И Костя недовольно посмотрел на Лену. Та отвернулась и опять забормотала про «тайну» и «черную маску».

– М-м-м… – протянул профессор Щукин. – Ну медийность – это хорошо, но времени сжирает много. Через какое-то время тебе уже неинтересно писать, а интересно только выступать, выступать, выступать… Зона кайфа смещается в другую область, а «это уже залет, воин»! Ни за что опять писать не начнешь. Писатель там – где зона его кайфа. Мне кажется, для медийности лучше изредка делать что-нибудь громкое. Ну там снять с ножа живого медведя или жениться на английской королеве. Все лучше, чем писать «Бобров, Бобров, Бобров»… Ха-ха! Бобров!

– Что вы к Боброву прицепились! – завопил алый, как пион, Костя. – А вот Лев Толстой ваш! Землю пахал, сапоги тачал, с медным чайником в лаптях по станции «Ясная Поляна» бегал! Дамы такие: «На тебе, милый старичок, пятачок!» – «Да это же великий писатель земли русской!» – «Ах, да что вы говорите!» А у самого, между причем, были две английские лошади! Это что, не пиар?

– Толстой он искренне… Ему просто наплевать на всех было. Он широкая душа! Хочу на английской лошади езжу, хочу с чайником бегаю! – сказал Щукин и погладил себя по бороде.

– То есть искренне с чайником бегать можно? – рассердился Костя.

– Искренне все можно! Только любя! Вот как сейчас, например! – Щукин взял кусок пластыря и тщательно заклеил Косте рот.

– Помолчи пару минут! А вот публицистика? Мне кажется, она в сто раз опаснее медийности. Журналистика – вот главный враг и одновременно искушение. Газетки всякие, интернет-порталы. Сил отнимают много, кажется, что ты в гуще борьбы, деньги даже платят, а ведь это ничто, пшик, симулякр, продажа пустоты!

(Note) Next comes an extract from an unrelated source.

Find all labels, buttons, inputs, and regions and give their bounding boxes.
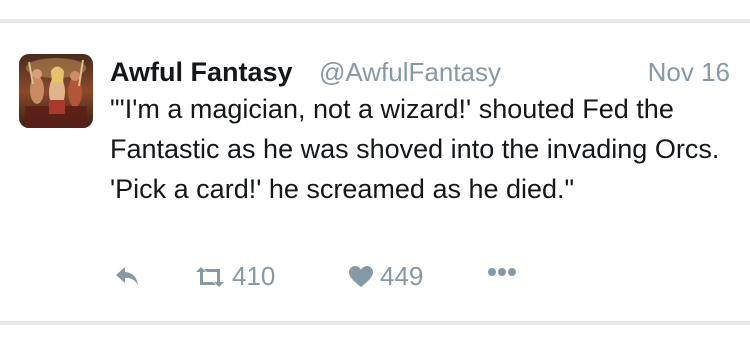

– Ну тут еще от последовательности много зависит, – сказал Воздвиженский. – Если вначале ты пишешь статьи и публицистику, а потом понимаешь, что все это фигня, то это один путь. А если всегда писал книги, а потом вдруг статьи – это уже тревожный звоночек.

– Нет! – сказал Костя, языком отрывая пластырь. – Вот Чехов пробился с ежеденельных журнальчиков.

– Так говорят. Но это школьная версия успеха. По сути, его узнали после пьес и отчасти после «Острова Сахалина». А журналы дали ему стартовый рывок, краткость и поставили перо. То есть каждый путь уникален. Но все равно публицистика после книг низзя! До – можно, после – нельзя.

– А что? Многие на публицистику подсаживались? – спросила Лена.

– Да почти все. Вот Достоевский, скажем. Он горячий человек был, желчный, кипящий. Журнал издавал. Писал замечательные статьи про войны, про освобождение южных славян, боролся с западниками и т. д. Очень злободневные статьи. Ты эти статьи знаешь?

Лена замотала головой.

– Вот! А ведь сильные статьи, горячие, если все их вместе сложить, была бы книга толще «Братьев Карамазовых». А все в пустоту пролетело, получается, раз никто их не знает.

Маргарита Михайловна громко кашлянула и застучала по столу карандашиком.

– Так что в протоколе заседания кафедры писать? Что на английских королевах жениться можно, а статьи писать – это «залет, воин»? Только покороче! Я домой хочу! У меня сериал начинается.

– Да что тут писать? Пишите как всегда: «провели», «слушали», «присутствовали», «постановили». А в конце отметьте там где-нибудь, что писатель вообще никому ничего не должен. А что он должен, то он прощает. Надо, короче, жить, а там видно будет, куда тебя принесет! – сказал профессор Щукин.